Versioning is handled through git tags. Usage instructions and download metrics are displayed on the right side of the module detail page.

Key Takeaways

TACOS platforms like Terraform Cloud are rapidly becoming the standard for managing Terraform and other IaC tools at scale. They improve collaboration, reduce deployment risk and configuration drift, and shorten time-to-market for infrastructure changes.

Organizations evaluating their options should consider factors like pricing model, supported tools, workflow flexibility, policy enforcement capabilities, and whether a SaaS or self-hosted deployment model better fits their requirements.

If you are looking for reliable Terraform Cloud services, we are here to help with infrastructure automation, cloud management, deployment optimization, and secure DevOps solutions tailored to your business needs.

Conclusion

In today’s fast-moving cloud environments, managing infrastructure manually is no longer practical for growing teams and enterprises. Terraform Cloud simplifies Infrastructure as Code operations by combining automation, collaboration, security, and governance into a single managed platform. From remote state management and policy enforcement to drift detection and scalable workflows, it helps organizations deploy infrastructure more consistently and efficiently. Whether teams are just beginning their IaC journey or managing large-scale multi-environment deployments, Terraform Cloud provides the tools needed to improve reliability, reduce operational complexity, and accelerate modern infrastructure delivery.

FAQ’s

Are HCP Terraform and Terraform Cloud the same product?

Yes. HCP Terraform is simply the updated branding for what was originally called Terraform Cloud, now offered under the HashiCorp Cloud Platform umbrella.

Is Terraform Cloud free to use?

There is a free tier that supports individuals and small projects, including remote state storage, version control integration, and limited run capacity. Policy enforcement, larger quotas, SSO, and private agents require a paid plan.

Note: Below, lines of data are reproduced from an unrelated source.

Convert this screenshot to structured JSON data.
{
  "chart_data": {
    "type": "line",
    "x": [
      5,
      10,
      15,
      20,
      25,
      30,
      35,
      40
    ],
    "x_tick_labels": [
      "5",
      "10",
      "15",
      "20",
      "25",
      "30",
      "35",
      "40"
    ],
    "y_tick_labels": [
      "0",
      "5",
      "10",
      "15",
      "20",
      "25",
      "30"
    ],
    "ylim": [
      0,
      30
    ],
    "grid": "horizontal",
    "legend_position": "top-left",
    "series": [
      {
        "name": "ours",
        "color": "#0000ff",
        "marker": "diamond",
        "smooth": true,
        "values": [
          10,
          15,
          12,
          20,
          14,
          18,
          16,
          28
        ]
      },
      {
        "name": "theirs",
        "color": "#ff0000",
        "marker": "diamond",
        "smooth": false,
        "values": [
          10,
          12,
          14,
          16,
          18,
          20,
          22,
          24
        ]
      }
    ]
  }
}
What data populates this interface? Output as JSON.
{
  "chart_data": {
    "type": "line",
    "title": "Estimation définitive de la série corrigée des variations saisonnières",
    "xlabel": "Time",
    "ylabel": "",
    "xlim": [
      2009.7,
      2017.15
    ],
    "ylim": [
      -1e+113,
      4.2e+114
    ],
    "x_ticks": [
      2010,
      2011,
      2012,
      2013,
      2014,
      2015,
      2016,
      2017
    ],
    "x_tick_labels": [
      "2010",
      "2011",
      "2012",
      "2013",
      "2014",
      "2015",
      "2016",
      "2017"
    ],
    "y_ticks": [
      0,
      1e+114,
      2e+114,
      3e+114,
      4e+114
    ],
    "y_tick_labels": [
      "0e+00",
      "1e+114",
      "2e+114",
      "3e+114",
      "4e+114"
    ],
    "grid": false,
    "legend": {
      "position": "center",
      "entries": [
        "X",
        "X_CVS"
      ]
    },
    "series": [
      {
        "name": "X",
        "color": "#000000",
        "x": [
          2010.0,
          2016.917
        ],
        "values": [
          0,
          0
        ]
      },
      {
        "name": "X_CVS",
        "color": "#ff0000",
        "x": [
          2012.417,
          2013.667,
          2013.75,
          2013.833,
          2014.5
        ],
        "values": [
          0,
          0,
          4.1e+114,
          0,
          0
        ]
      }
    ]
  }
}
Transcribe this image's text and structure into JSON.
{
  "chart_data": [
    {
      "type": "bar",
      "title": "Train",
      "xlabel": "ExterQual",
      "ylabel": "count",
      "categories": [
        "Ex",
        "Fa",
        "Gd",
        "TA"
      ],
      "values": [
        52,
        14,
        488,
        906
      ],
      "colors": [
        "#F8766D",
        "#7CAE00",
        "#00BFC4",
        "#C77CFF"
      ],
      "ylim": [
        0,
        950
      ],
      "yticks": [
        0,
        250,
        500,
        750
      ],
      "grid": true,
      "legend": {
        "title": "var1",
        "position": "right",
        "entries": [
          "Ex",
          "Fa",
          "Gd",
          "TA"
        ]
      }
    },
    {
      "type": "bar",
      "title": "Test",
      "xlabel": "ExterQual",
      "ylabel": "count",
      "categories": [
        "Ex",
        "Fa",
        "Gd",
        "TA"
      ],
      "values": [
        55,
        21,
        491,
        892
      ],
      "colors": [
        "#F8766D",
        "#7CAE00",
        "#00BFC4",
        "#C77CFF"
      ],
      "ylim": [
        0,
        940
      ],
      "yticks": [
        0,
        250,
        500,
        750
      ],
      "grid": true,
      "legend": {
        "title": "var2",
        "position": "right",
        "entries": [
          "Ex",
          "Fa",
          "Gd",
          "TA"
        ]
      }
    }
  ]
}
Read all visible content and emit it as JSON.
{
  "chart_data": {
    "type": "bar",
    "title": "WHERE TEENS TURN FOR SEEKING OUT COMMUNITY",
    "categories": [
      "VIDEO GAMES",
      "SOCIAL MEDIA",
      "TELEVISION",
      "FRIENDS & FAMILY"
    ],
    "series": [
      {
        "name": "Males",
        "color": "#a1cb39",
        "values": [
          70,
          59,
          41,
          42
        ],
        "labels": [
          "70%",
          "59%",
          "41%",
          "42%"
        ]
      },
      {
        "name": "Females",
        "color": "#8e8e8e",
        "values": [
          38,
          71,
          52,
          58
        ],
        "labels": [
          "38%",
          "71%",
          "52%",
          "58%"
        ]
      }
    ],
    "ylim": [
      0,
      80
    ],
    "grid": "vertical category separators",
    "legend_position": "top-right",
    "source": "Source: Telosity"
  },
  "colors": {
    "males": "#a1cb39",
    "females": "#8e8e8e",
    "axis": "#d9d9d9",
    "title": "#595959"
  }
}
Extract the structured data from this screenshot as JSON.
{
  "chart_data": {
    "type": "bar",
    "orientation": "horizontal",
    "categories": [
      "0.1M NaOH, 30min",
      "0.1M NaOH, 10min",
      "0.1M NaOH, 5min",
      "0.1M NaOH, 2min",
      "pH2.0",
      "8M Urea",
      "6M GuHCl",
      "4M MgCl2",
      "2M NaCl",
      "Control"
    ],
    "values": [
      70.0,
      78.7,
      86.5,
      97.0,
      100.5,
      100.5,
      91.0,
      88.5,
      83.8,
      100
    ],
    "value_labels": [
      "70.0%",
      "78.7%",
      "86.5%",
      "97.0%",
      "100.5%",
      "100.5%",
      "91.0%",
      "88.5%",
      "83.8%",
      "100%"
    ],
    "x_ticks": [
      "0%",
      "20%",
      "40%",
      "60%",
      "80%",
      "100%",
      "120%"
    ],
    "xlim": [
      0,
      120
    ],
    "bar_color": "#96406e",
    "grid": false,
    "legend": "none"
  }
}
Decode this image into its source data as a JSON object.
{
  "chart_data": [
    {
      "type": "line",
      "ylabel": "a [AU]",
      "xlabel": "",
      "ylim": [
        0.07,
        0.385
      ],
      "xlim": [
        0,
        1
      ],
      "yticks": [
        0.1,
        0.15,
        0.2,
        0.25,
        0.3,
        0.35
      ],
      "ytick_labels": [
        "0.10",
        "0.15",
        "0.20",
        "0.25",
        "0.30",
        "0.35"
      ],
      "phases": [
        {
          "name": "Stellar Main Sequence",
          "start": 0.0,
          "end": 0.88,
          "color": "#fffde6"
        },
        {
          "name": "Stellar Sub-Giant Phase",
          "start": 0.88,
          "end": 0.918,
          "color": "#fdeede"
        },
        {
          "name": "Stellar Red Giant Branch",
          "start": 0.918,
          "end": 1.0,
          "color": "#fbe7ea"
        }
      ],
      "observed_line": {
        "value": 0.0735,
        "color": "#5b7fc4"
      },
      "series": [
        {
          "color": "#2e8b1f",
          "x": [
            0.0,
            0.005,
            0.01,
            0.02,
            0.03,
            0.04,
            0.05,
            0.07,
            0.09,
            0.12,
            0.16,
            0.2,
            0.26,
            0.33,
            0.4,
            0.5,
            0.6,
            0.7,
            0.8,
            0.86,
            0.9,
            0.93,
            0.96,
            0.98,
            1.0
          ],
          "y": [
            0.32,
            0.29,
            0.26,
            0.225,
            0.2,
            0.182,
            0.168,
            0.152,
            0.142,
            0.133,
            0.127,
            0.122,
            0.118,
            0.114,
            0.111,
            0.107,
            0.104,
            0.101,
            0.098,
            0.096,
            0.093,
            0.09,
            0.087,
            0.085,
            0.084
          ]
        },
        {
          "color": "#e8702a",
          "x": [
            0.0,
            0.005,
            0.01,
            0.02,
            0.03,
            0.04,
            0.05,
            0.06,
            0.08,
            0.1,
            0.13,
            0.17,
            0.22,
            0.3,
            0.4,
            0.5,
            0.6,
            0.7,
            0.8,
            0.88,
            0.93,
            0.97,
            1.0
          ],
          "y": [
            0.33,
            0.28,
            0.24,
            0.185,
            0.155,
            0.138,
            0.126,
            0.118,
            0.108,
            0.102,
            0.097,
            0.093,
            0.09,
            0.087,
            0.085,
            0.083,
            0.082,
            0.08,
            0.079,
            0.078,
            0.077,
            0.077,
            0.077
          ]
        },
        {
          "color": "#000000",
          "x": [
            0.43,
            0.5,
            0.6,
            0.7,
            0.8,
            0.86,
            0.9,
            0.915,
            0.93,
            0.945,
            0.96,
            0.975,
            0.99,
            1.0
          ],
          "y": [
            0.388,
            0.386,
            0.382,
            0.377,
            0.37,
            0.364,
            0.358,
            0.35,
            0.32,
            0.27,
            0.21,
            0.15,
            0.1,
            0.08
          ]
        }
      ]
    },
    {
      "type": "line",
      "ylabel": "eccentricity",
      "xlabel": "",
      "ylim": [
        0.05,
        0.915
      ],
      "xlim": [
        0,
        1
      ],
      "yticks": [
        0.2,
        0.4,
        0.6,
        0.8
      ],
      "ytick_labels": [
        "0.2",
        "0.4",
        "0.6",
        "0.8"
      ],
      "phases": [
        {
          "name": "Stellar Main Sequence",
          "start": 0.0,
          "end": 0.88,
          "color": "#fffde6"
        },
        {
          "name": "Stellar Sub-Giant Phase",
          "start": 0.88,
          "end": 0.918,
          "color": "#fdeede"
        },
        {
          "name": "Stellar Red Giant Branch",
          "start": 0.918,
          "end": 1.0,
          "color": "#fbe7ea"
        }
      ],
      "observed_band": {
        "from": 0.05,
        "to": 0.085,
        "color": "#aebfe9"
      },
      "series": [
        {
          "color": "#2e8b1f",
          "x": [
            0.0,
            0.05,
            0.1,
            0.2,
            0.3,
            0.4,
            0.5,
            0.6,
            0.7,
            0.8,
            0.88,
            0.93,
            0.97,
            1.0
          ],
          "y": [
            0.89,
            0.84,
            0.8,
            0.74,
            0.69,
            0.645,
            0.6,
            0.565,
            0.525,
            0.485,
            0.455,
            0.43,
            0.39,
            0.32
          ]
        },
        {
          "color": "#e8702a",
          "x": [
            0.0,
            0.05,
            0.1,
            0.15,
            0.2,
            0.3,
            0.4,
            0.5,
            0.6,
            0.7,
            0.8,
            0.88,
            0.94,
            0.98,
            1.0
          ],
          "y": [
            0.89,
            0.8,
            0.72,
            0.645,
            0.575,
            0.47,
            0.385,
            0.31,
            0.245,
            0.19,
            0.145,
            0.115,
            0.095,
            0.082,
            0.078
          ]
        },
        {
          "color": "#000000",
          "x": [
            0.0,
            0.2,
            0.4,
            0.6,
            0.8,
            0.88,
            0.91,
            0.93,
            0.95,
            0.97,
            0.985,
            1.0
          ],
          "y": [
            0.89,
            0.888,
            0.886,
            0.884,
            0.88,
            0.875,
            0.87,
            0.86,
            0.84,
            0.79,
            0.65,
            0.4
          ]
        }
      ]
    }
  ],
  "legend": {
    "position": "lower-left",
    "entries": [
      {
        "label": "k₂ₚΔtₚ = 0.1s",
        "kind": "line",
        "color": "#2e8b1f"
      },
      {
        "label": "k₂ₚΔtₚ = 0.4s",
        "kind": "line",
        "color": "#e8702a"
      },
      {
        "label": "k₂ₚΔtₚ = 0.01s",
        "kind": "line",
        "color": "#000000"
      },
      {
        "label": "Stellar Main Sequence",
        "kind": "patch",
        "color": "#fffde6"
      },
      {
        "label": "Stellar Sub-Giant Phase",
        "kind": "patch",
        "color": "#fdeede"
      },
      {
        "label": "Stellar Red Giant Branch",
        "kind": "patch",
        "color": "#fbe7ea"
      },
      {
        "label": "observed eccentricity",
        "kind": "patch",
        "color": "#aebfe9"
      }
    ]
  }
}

Can Terraform Cloud be self-hosted?

No. Terraform Cloud is a SaaS-only product. For self-hosted deployments, Terraform Enterprise is the appropriate option.

What are Terraform Cloud workspaces used for?

Workspaces isolate Terraform state, variables, runs, and access controls for different environments or deployments. They allow the same configuration to run independently for development, staging, and production without state conflicts.

How does Terraform Cloud pricing work?

Pricing is based on the number of Resources Under Management (RUM). Different tiers offer different per-resource rates and feature sets, with billing applied at the organization level.